There are a number of factors that contribute to the shortage of STEM K-12 educators, which is especially a problem in rural school districts according to the 100Kin10 report. Among them, few universities offer engineering programs to students studying to be K-12 teachers. If teachers want to become STEM educators, many need to undergo professional development training – something few schools offer.
Some school districts, however, are starting to offer such programs. In West Virginia, for example, more than 700 K-12 teachers underwent training through the West Virginia University Center for Excellence in STEM Education’s CodeWV, which partnered with the West Virginia Department of Education.
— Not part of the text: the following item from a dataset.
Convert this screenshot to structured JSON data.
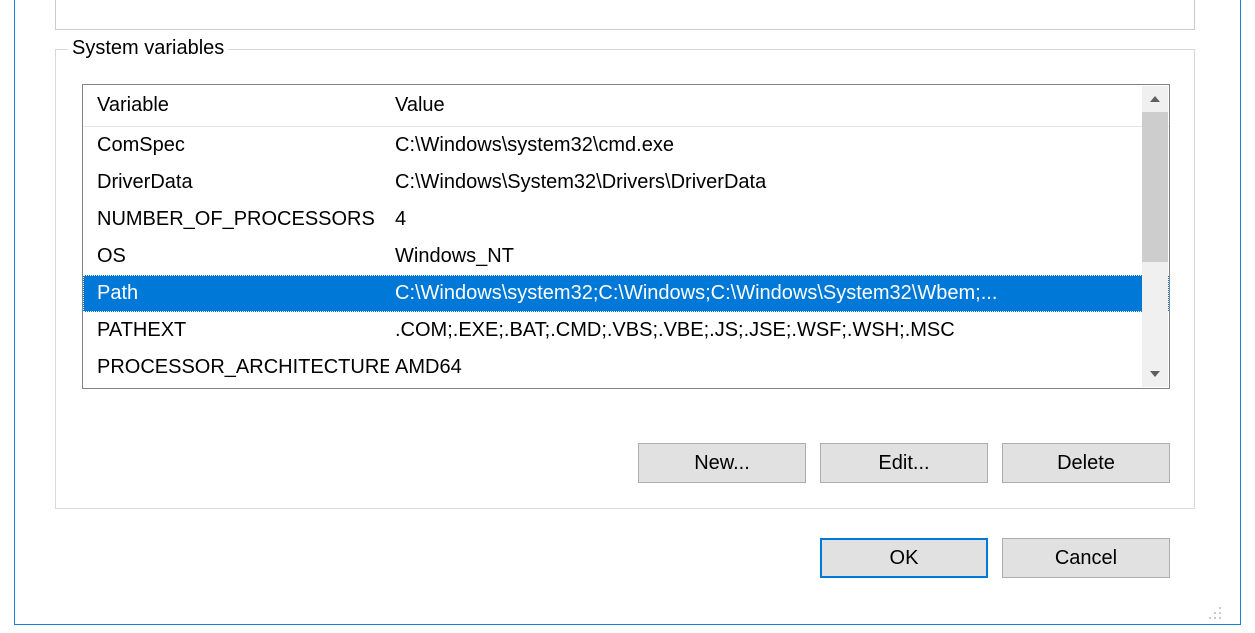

The federal government is also taking steps to address the issue. If passed, the Rural STEM Education Act, a new bill currently being considered by the U.S. House Science, Space, and Technology Committee, would help fund professional learning programs for K-12 teachers in rural school districts.
The 100Kin10 report also shows that another way to boost STEM offerings in K-12 schools is to improve teacher diversity. People of color make up about half of the students in the U.S., but only 20% of educators. To get more students engaged in STEM, these students need to see themselves reflected in their STEM educators, according to 100Kin10 founder and executive director Talia Milgrom-Elcott.
“With executives and recruiters increasingly understanding the importance of a diverse workforce, we expect a corresponding increased focus on getting more students of color (and by extension, teachers of color) engaged in STEM, which is critical to increasing equality in the STEM fields,” Milgrom-Elcott wrote in Forbes.